Nightly News | November 30, 2011
>>> now we turn to health news and a staple of so many american families in the news. there is a new study out tonight in consumer reports . it's about apple juice and specifically what's in it. tests found arsenic in samples of ordinary store-bought apple juice and some of the levels they found are raising concerns about the risk of cancer. our report here tonight from nbc's tom costello.
>> reporter: it's yet another warning about potentially troubling levels of arsenic in both apple and grape juice . inorganic arsenic has been linked to skin, blood and bladder cancer . 88 juice samples were tested and 10% had total arsenic levels higher than the limit set for drinking water by the fda . that limit is 10 parts per bill for a 154-pound adult, not a child.
>> children don't need that much to reach their daily arsenic.
>> some of the best known brands in america have arsenic in their apple juice .
>> reporter: it was just two months ago that the dr. oz show raised similar concerns about arsenic in apple juice . at the time the fda questioned the findings.
>> the sum total of the data says the arsenic we have in the u.s. apple juice supply is at very low levels, levels that don't cause us to be concerned.
>> reporter: the fda said it would be concerned if arsenic levels exceeded 23 parts per billion . on the "today" show this morning, the juice industry noted only one sample for grape juice exceeded that level.
>> the juices are safe. the industry is committed to meeting whatever science-based standards the fda sets. if fda scientists say the science justifies changing the standard the industry will meet it.
>> reporter: because kids drink so much apple juice there will be a new national standard not to exceed 3 parts per billion . that would be considerably less than the current standard for water which is 10 parts per billion . the fda now says it is considering a new standard to reduce consumer exposure to arsenic in apple juice . to many parents that makes sense.
>> these are our children. we need to be more careful, especially with our little ones.
>> it's not something you expect here that there is arsenic in apple juice .
>> reporter: how much is too much? no one is calling for parents to stop giving children apple juice . the issue is about setting new, tougher standards, brian.

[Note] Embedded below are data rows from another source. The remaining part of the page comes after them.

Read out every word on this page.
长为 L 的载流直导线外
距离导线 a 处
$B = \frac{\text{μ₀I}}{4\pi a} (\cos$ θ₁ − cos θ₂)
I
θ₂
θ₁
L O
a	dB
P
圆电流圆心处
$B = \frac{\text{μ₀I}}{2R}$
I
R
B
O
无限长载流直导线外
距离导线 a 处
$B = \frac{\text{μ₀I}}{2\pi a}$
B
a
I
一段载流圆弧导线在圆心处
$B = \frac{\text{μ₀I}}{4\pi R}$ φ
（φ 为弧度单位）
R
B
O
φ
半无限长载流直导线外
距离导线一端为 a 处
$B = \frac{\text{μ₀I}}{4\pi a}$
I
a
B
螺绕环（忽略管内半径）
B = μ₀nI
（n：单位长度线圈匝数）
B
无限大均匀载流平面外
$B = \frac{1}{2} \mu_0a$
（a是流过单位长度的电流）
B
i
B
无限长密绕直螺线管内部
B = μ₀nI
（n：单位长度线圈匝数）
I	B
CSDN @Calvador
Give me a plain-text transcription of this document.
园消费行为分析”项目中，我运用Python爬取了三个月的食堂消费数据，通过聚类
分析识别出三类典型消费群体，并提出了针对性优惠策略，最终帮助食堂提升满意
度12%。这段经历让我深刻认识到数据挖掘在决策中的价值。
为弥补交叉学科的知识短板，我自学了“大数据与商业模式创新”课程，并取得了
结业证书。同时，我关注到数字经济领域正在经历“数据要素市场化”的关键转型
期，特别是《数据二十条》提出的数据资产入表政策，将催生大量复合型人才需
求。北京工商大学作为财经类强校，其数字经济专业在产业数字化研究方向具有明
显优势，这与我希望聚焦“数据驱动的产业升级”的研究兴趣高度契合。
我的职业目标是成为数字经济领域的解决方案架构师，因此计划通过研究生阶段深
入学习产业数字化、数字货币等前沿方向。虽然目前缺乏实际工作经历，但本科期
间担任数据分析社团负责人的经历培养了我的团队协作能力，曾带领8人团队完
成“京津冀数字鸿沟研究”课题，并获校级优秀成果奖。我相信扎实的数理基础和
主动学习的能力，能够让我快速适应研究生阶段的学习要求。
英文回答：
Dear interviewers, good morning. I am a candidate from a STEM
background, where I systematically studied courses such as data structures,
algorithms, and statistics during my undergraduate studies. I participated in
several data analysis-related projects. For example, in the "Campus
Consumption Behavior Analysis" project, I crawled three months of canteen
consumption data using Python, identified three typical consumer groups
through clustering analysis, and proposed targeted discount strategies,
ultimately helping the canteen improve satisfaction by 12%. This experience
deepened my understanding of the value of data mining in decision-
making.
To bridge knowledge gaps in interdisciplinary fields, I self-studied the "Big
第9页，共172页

>> what parents watching tonight especially with young kids will want to know about is brands. the brand they serve at home, if it's on the list or not. if so, what should they get?
>> the trouble is that the results really varied. different levels of arsenic between brands and even within brands bottle to bottle. it was produced in countries including the u.s. the complete consumer reports is on nbcnightlynews.com. again, the headline is the fda will look at setting new guidelines.